Realsatire?

Für Pflegebedürftige und Angehörige seien die neuen Qualittätsdarstellungen schwerer zu durchschauen, als die „Pflegenoten“, sagt Eugen Brysch (Deutschen Stiftung Patientenschutz). Mit Transparenz sei es in dem komplizierten System nicht weit her. Außerdem: Gravierende Mängel würden weiterhin kaum dazu führen, dass ein Heim geschlossen werden könne.
Was der Erfinder des Systems Klaus Wingenfeld für eine der stärken hält, wird von Brysch als Nachteil gesehen: das eigene Qualitätsmanagement der Altenheime geht in die Qualitätsdarstellungen ein. „Einmal im Jahr kommt dann der MDK und soll nachvollziehen, ob die Angaben der Wahrheit entsprechen.“ Claus Fussek, Sozialarbeiter und seit Jahrzehnten Kritiker der Pflegepolitik, betont: Aus den Beitragsgeldern der Versicherten müssten etwa 100.000.000€ pro Jahr für diese Prüfungen aufgewandt werden. Ohnehin überlastetet Pflegefachkräfte müssen für’s System geschult und freigestellt werden. „Sie müssten in dieser Zeit die Patienten liegen lassen und sie anschließend für die Prüfung befragen, wie es ihnen geht.“
„Das ist Realsatire“, sagt Fussek.

Quelle: Pflege-TÜV in der Kritik: „Das ist Realsatire“, Beitarg auf www.sueddeutsche.de vom 5. Oktober 2019 (Link geprüft am 25. Oktober 2019)

Altenpflegefachkräfte mit mehr Verantwortung

Bei den Pflegenoten wird veröffentlicht, was die Prüfteams denken.

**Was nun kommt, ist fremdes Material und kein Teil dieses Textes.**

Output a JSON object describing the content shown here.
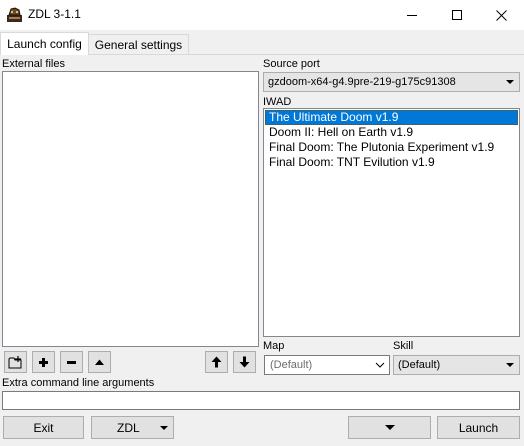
{
  "window": {
    "title": "ZDL 3-1.1",
    "icon": "zdl-app-icon",
    "controls": [
      "minimize",
      "maximize",
      "close"
    ]
  },
  "tabs": [
    {
      "label": "Launch config",
      "active": true
    },
    {
      "label": "General settings",
      "active": false
    }
  ],
  "external_files": {
    "label": "External files",
    "items": []
  },
  "source_port": {
    "label": "Source port",
    "selected": "gzdoom-x64-g4.9pre-219-g175c91308"
  },
  "iwad": {
    "label": "IWAD",
    "items": [
      {
        "label": "The Ultimate Doom v1.9",
        "selected": true
      },
      {
        "label": "Doom II: Hell on Earth v1.9",
        "selected": false
      },
      {
        "label": "Final Doom: The Plutonia Experiment v1.9",
        "selected": false
      },
      {
        "label": "Final Doom: TNT Evilution v1.9",
        "selected": false
      }
    ]
  },
  "map": {
    "label": "Map",
    "placeholder": "(Default)"
  },
  "skill": {
    "label": "Skill",
    "selected": "(Default)"
  },
  "file_toolbar": {
    "icons": [
      "add-folder-icon",
      "add-icon",
      "remove-icon",
      "collapse-up-icon",
      "move-up-icon",
      "move-down-icon"
    ]
  },
  "extra_args": {
    "label": "Extra command line arguments",
    "value": ""
  },
  "bottom_bar": {
    "exit_label": "Exit",
    "zdl_label": "ZDL",
    "launch_label": "Launch"
  }
}
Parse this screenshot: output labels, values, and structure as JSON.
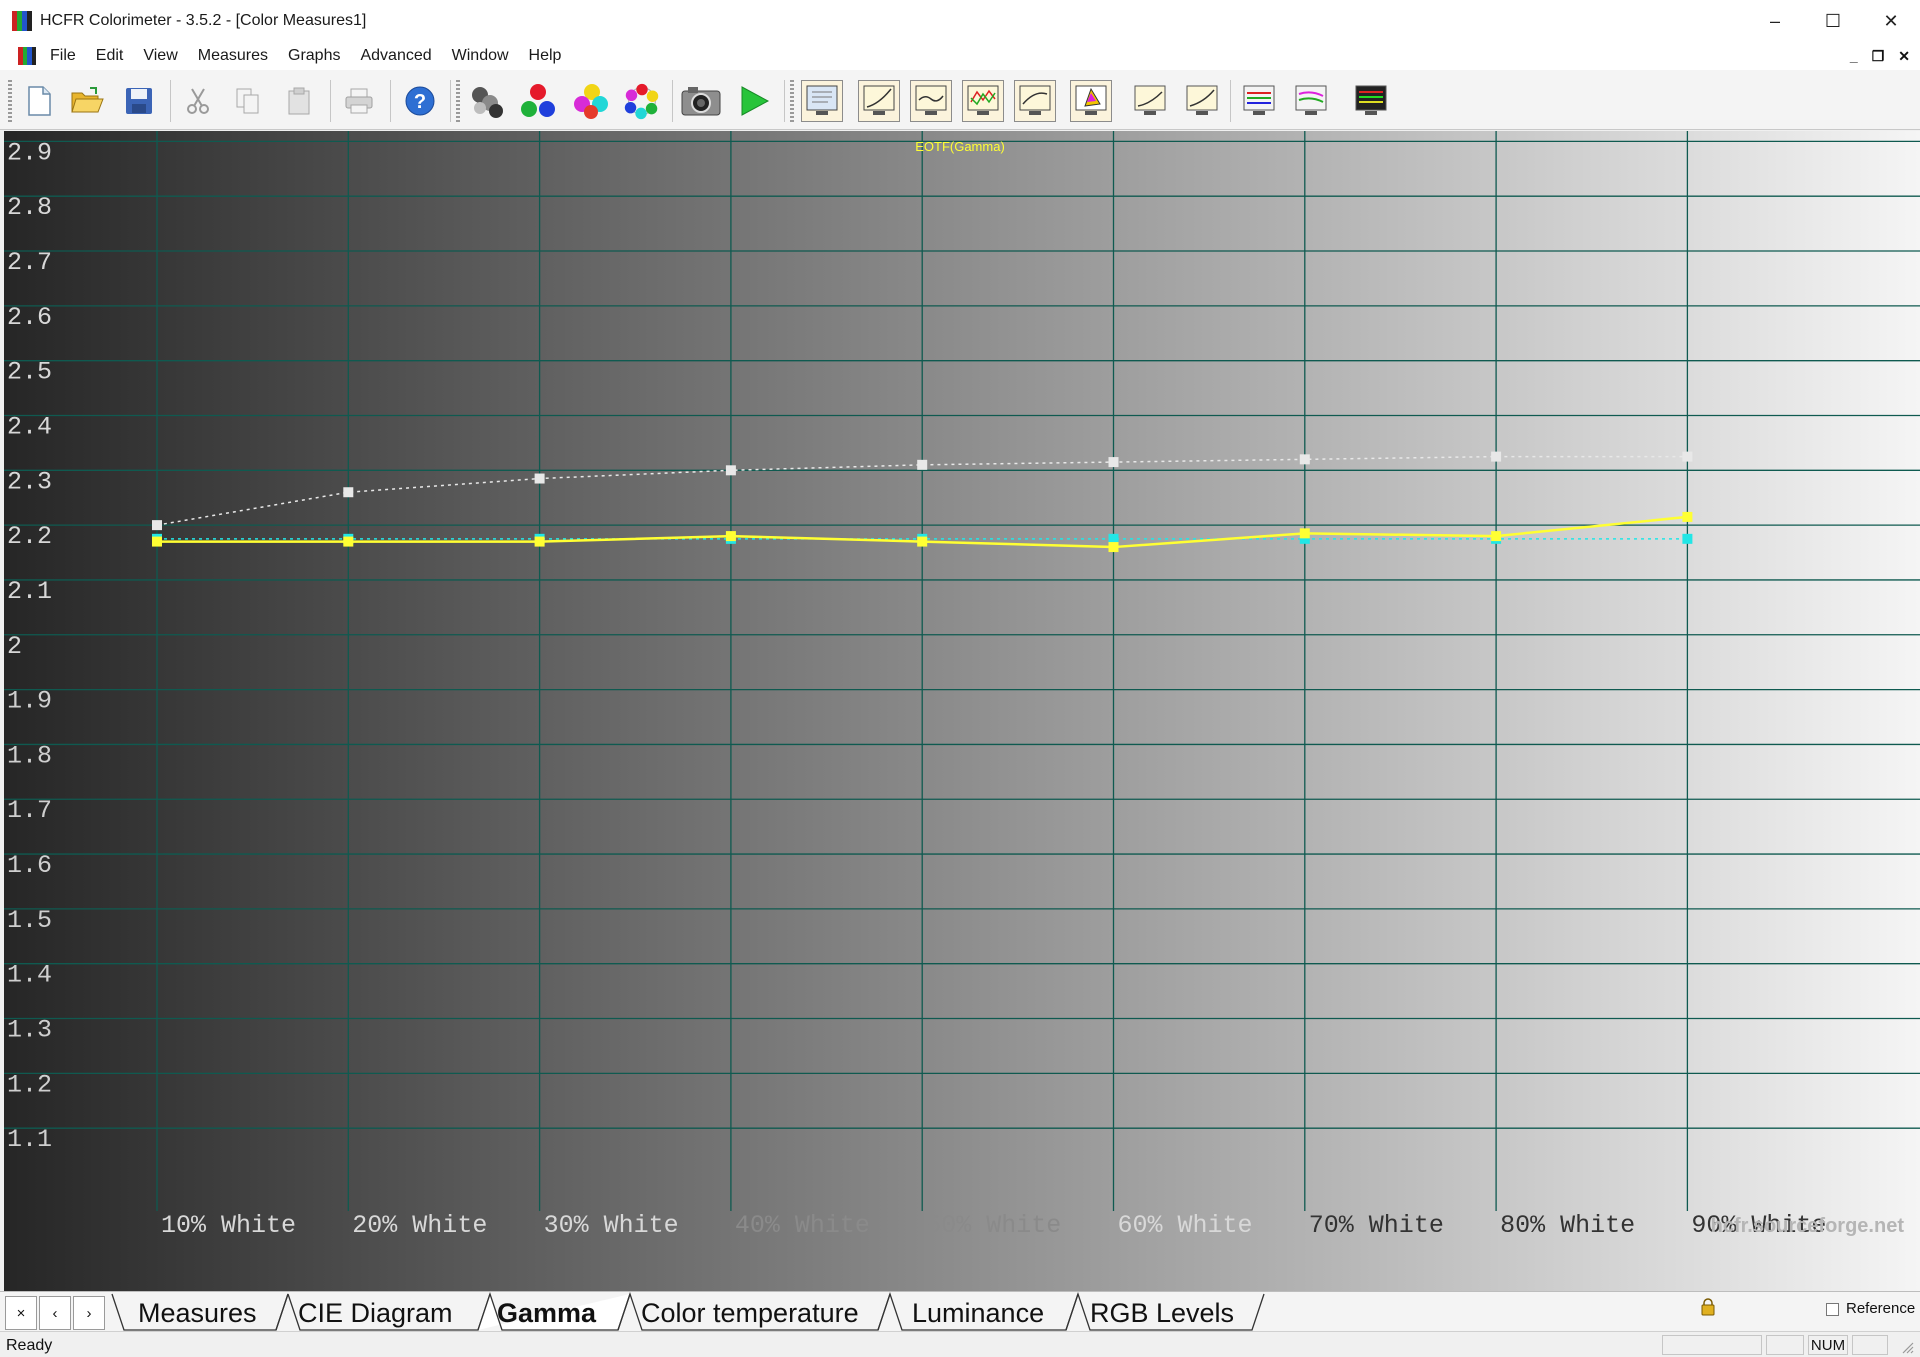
{
  "window": {
    "title": "HCFR Colorimeter - 3.5.2 - [Color Measures1]",
    "controls": [
      "–",
      "☐",
      "✕"
    ]
  },
  "menu": {
    "items": [
      "File",
      "Edit",
      "View",
      "Measures",
      "Graphs",
      "Advanced",
      "Window",
      "Help"
    ]
  },
  "toolbar": {
    "buttons": [
      "new-document-icon",
      "open-folder-icon",
      "save-icon",
      "cut-icon",
      "copy-icon",
      "paste-icon",
      "print-icon",
      "help-icon",
      "measure-grayscale-icon",
      "measure-primaries-icon",
      "measure-secondaries-icon",
      "measure-saturations-icon",
      "camera-icon",
      "play-icon",
      "graph-view-icon-1",
      "graph-view-icon-2",
      "graph-view-icon-3",
      "graph-view-icon-4",
      "graph-view-icon-5",
      "graph-view-icon-6",
      "graph-view-icon-7",
      "graph-view-icon-8",
      "graph-view-icon-9",
      "graph-view-icon-10",
      "graph-view-icon-11"
    ]
  },
  "chart_data": {
    "type": "line",
    "title": "EOTF(Gamma)",
    "categories": [
      "10% White",
      "20% White",
      "30% White",
      "40% White",
      "50% White",
      "60% White",
      "70% White",
      "80% White",
      "90% White"
    ],
    "y_ticks": [
      "2.9",
      "2.8",
      "2.7",
      "2.6",
      "2.5",
      "2.4",
      "2.3",
      "2.2",
      "2.1",
      "2",
      "1.9",
      "1.8",
      "1.7",
      "1.6",
      "1.5",
      "1.4",
      "1.3",
      "1.2",
      "1.1"
    ],
    "ylim": [
      1.0,
      2.97
    ],
    "grid": true,
    "watermark": "hcfr.sourceforge.net",
    "series": [
      {
        "color": "#ffff33",
        "style": "solid",
        "values": [
          2.17,
          2.17,
          2.17,
          2.18,
          2.17,
          2.16,
          2.185,
          2.18,
          2.215
        ]
      },
      {
        "color": "#e8e8e8",
        "style": "dotted",
        "values": [
          2.2,
          2.26,
          2.285,
          2.3,
          2.31,
          2.315,
          2.32,
          2.325,
          2.325
        ]
      },
      {
        "color": "#22e6e6",
        "style": "dotted",
        "values": [
          2.175,
          2.175,
          2.175,
          2.175,
          2.175,
          2.175,
          2.175,
          2.175,
          2.175
        ]
      }
    ]
  },
  "tabs": {
    "nav": [
      "×",
      "‹",
      "›"
    ],
    "items": [
      "Measures",
      "CIE Diagram",
      "Gamma",
      "Color temperature",
      "Luminance",
      "RGB Levels"
    ],
    "active_index": 2,
    "reference_label": "Reference"
  },
  "status": {
    "text": "Ready",
    "num": "NUM"
  }
}
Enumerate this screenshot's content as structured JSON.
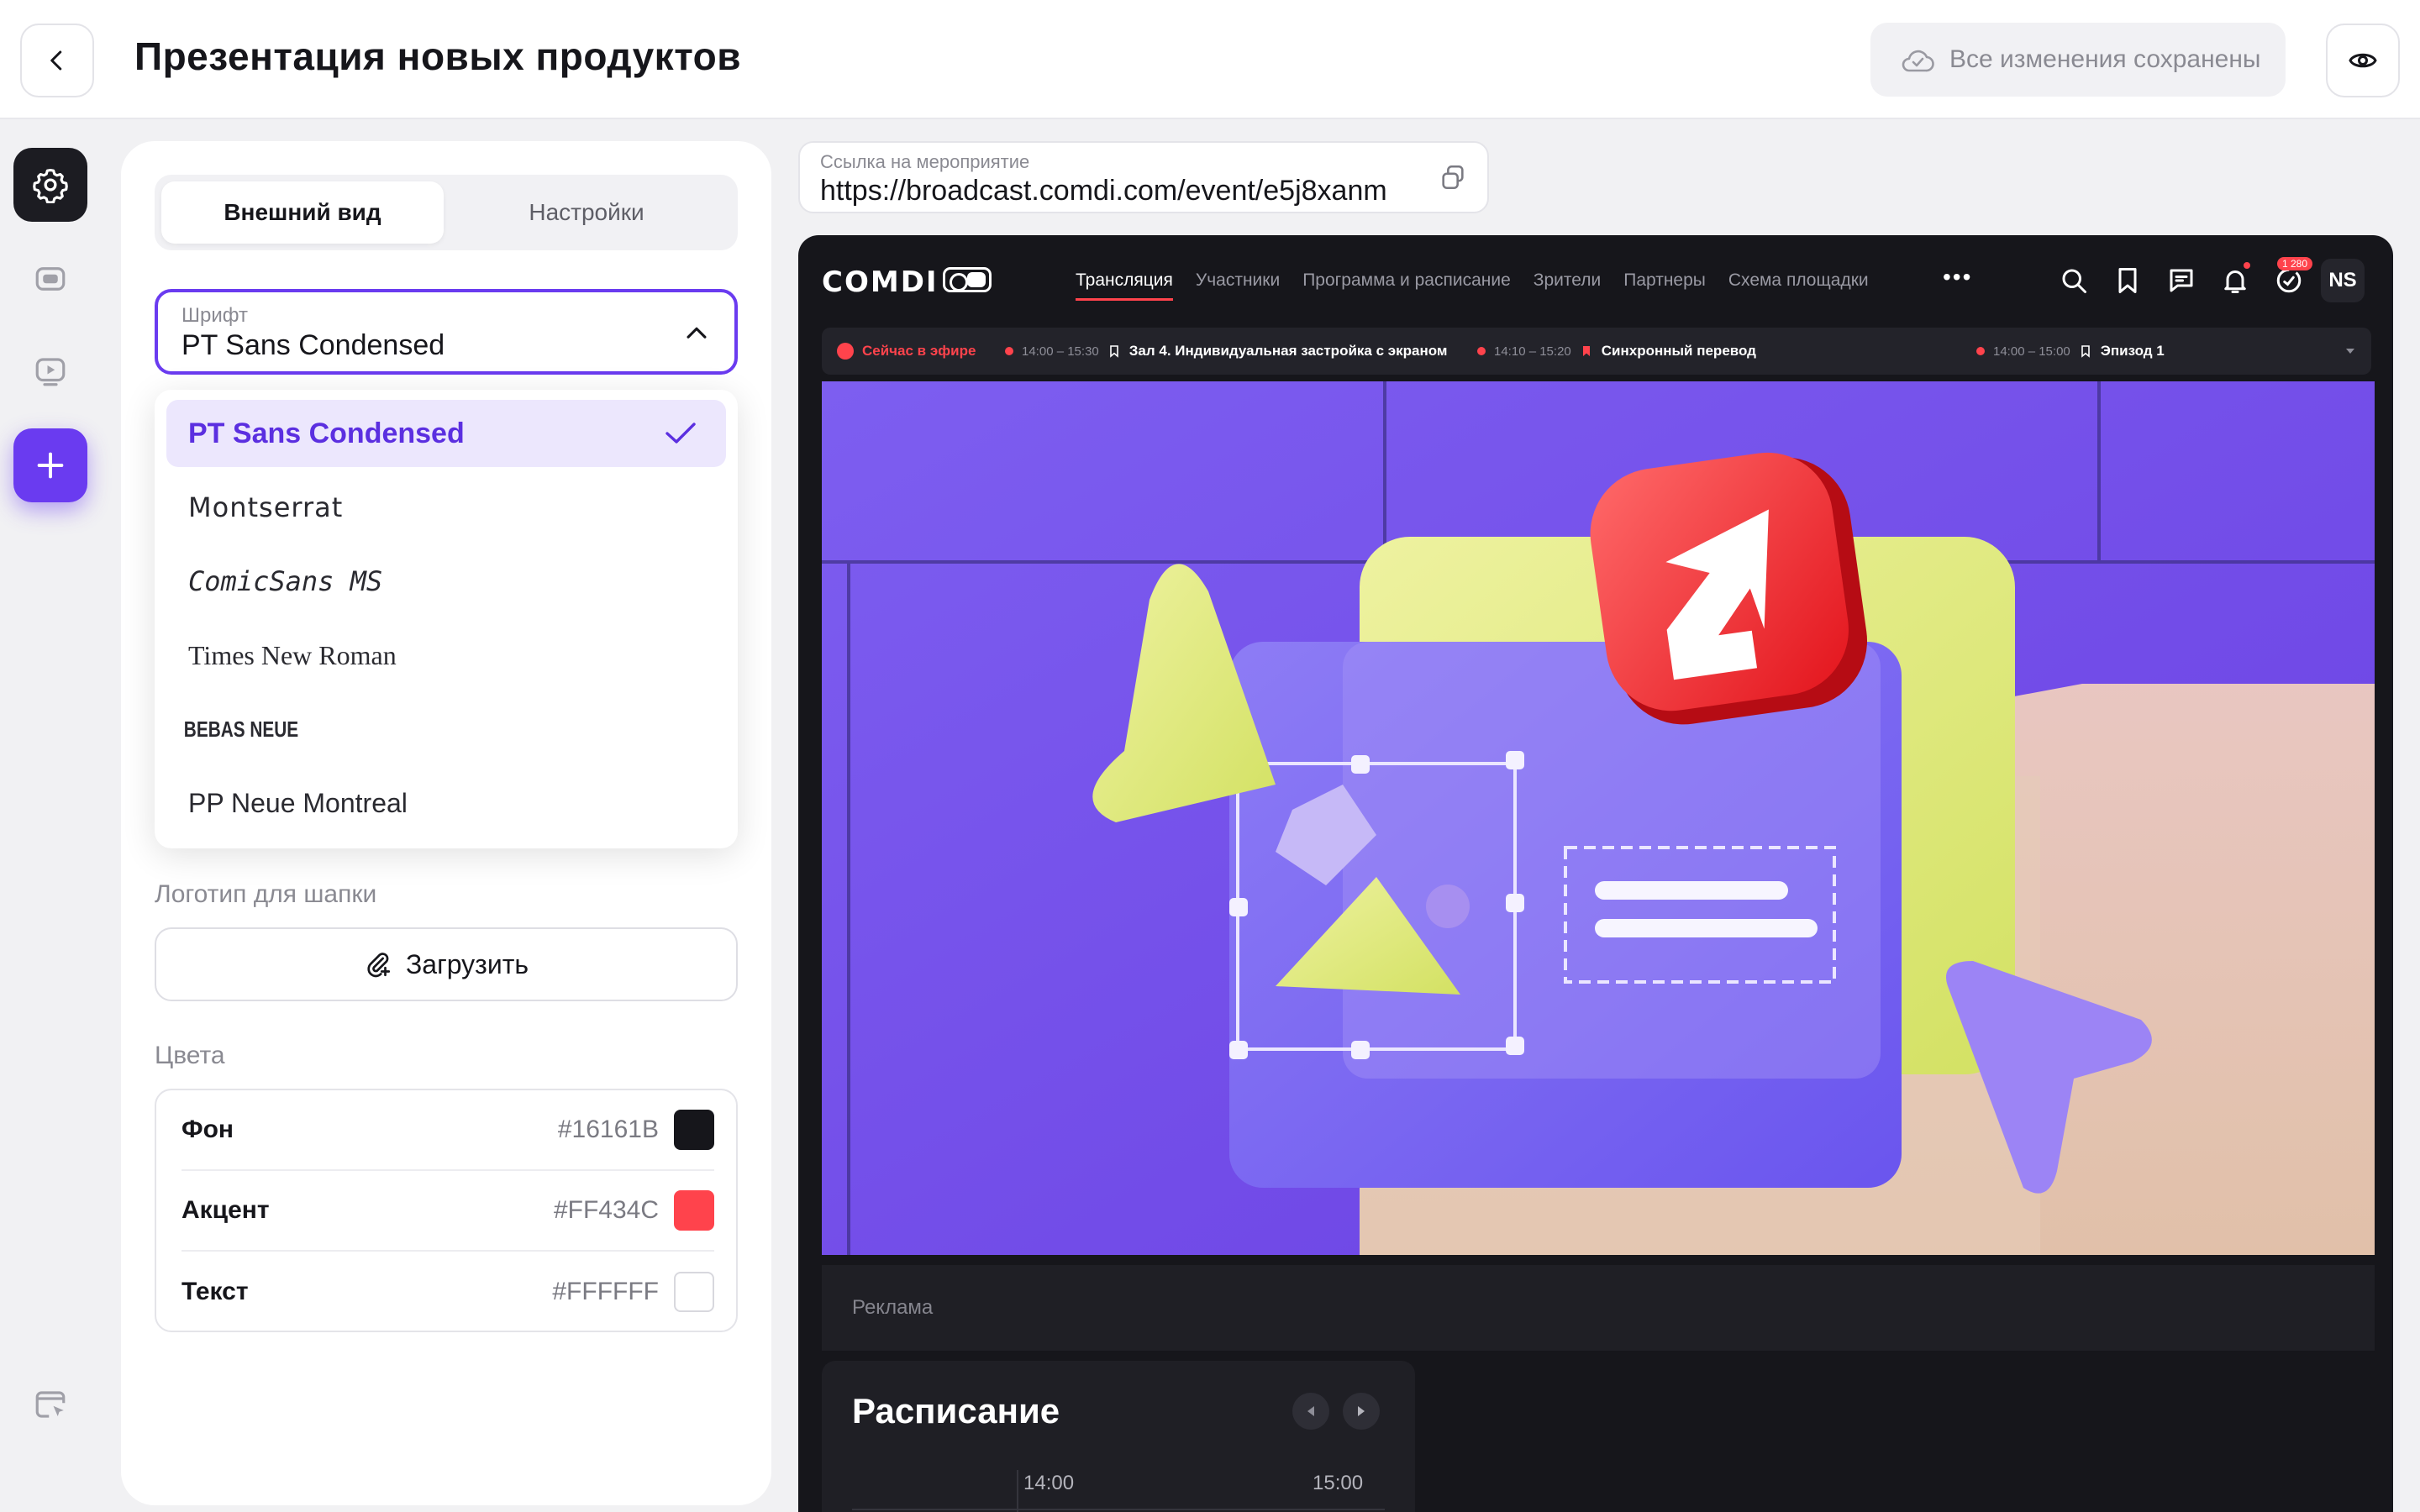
{
  "header": {
    "title": "Презентация новых продуктов",
    "save_status": "Все изменения сохранены"
  },
  "tabs": {
    "appearance": "Внешний вид",
    "settings": "Настройки"
  },
  "font_select": {
    "label": "Шрифт",
    "value": "PT Sans Condensed",
    "options": [
      "PT Sans Condensed",
      "Montserrat",
      "ComicSans MS",
      "Times New Roman",
      "BEBAS NEUE",
      "PP Neue Montreal"
    ]
  },
  "logo": {
    "label": "Логотип для шапки",
    "upload": "Загрузить"
  },
  "colors": {
    "label": "Цвета",
    "items": [
      {
        "name": "Фон",
        "hex": "#16161B"
      },
      {
        "name": "Акцент",
        "hex": "#FF434C"
      },
      {
        "name": "Текст",
        "hex": "#FFFFFF"
      }
    ]
  },
  "event_link": {
    "label": "Ссылка на мероприятие",
    "url": "https://broadcast.comdi.com/event/e5j8xanm"
  },
  "preview": {
    "logo": "COMDI",
    "nav": [
      "Трансляция",
      "Участники",
      "Программа и расписание",
      "Зрители",
      "Партнеры",
      "Схема площадки"
    ],
    "badge": "1 280",
    "avatar": "NS",
    "ticker": {
      "live": "Сейчас в эфире",
      "items": [
        {
          "time": "14:00 – 15:30",
          "title": "Зал 4. Индивидуальная застройка с экраном"
        },
        {
          "time": "14:10 – 15:20",
          "title": "Синхронный перевод"
        },
        {
          "time": "14:00 – 15:00",
          "title": "Эпизод 1"
        }
      ]
    },
    "ads": "Реклама",
    "schedule": {
      "title": "Расписание",
      "times": [
        "14:00",
        "15:00"
      ]
    }
  },
  "palette": {
    "accent": "#6A3BF0",
    "live": "#FF434C",
    "bg": "#16161B"
  }
}
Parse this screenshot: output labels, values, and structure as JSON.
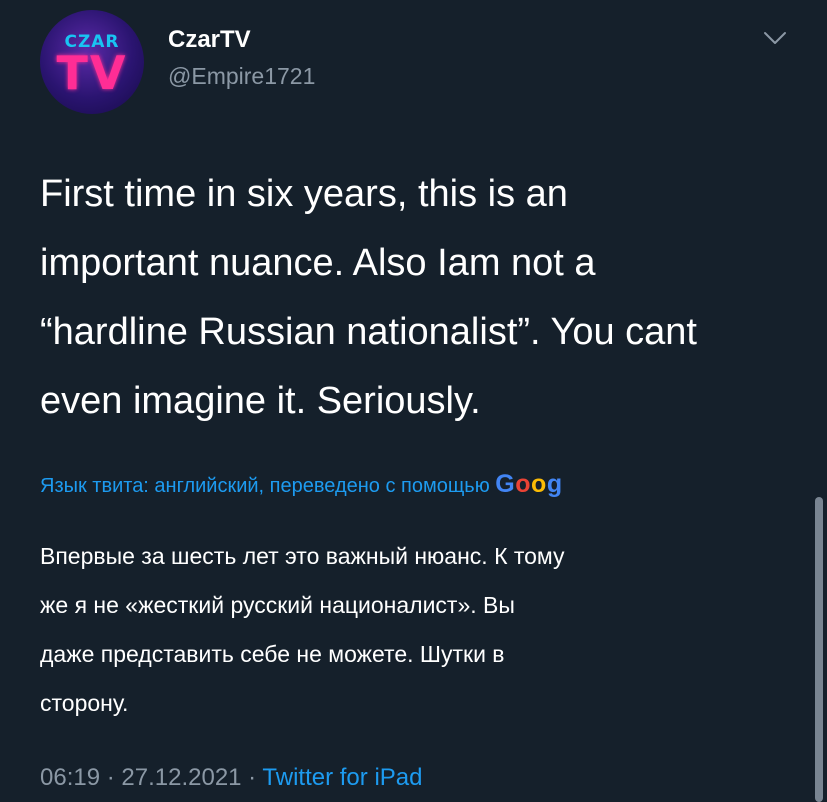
{
  "author": {
    "avatar_logo_top": "CZAR",
    "avatar_logo_bottom": "TV",
    "display_name": "CzarTV",
    "handle": "@Empire1721"
  },
  "tweet": {
    "text_lines": [
      "First time in six years, this is an",
      "important nuance. Also Iam not a",
      "“hardline Russian nationalist”. You cant",
      "even imagine it. Seriously."
    ]
  },
  "translation": {
    "note": "Язык твита: английский, переведено с помощью ",
    "google_letters": [
      "G",
      "o",
      "o",
      "g"
    ],
    "google_colors": [
      "#4285f4",
      "#ea4335",
      "#fbbc05",
      "#4285f4"
    ],
    "lines": [
      "Впервые за шесть лет это важный нюанс. К тому",
      "же я не «жесткий русский националист». Вы",
      "даже представить себе не можете. Шутки в",
      "сторону."
    ]
  },
  "meta": {
    "time": "06:19",
    "separator": " · ",
    "date": "27.12.2021",
    "source": "Twitter for iPad"
  },
  "icons": {
    "more": "chevron-down-icon"
  },
  "colors": {
    "background": "#15202b",
    "accent": "#1d9bf0",
    "secondary_text": "#8b98a5"
  }
}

Erläuterungen der Pflegenden und Einrichtungsleitungen bleiben Randbemerkungen. Für die Qualitätsdarstellungen gilt:
„Das Fachgespräch mit den verantwortlichen Pflegefachkräften ist wesentlicher Bestandteil des neuen Prüfverfahrens!“

Das werden die meisten Pflegedienstleitungen gern hören. Die Altenpflegekräfte bekommen endlich die Möglichkeit, mit zu bestimmen, was Qualität in ihrer Einrichtung ausmacht und wie das erarbeitet werden soll.

Neben allgemeinen Erläuterungen zu den Qualitätsdarstellungen schreiben GKV-Spitzenverband und MDS leider nichts zu Fragen wie:
¿Wie viel Arbeit kommt auf die Altenheime zu, um die nötigen Informationen in der geforderten Qualität zu sammeln?
¿Wie viel Schulungsaufwand muss getrieben werden, um – Wohnbereich für Wohnbereich – die Pflegefachkräfte auf die Qualitätsdarstellungen vorzubereiten?

Quelle: Neues Qualitäts- und Prüfsystem am Start: Die Qualität in den Pflegeheimen wird sich verbessern, gemeinsame Pressemitteilung von GKV-Spitzenverband und MDS auf www.gkv-spitzenverband.de vom 1. Oktober 2019 (Link geprüft am 6. Oktober 2019)

Alle schwerwiegenden Defizite werden künftig erkennbar

Bei der Veröffentlichung der Qualitätsdarstellungen werden Pflegebedürftige und Angehörige künftig erkennen können, wie die Heime bei den einzelnen Bereichen im Vergleich zu einem Durchschnitt abschneiden. Eine Gesamtbewertung sei nicht geplant. Aber alle schwerwiegenden Defizite würden künftig erkennbar, so Peter Pick (Medizinischer Dienste der Krankenkassen, MDS). Eine Gesamtnote, wie bisher, sei wissenschaftlich nicht sinnvoll.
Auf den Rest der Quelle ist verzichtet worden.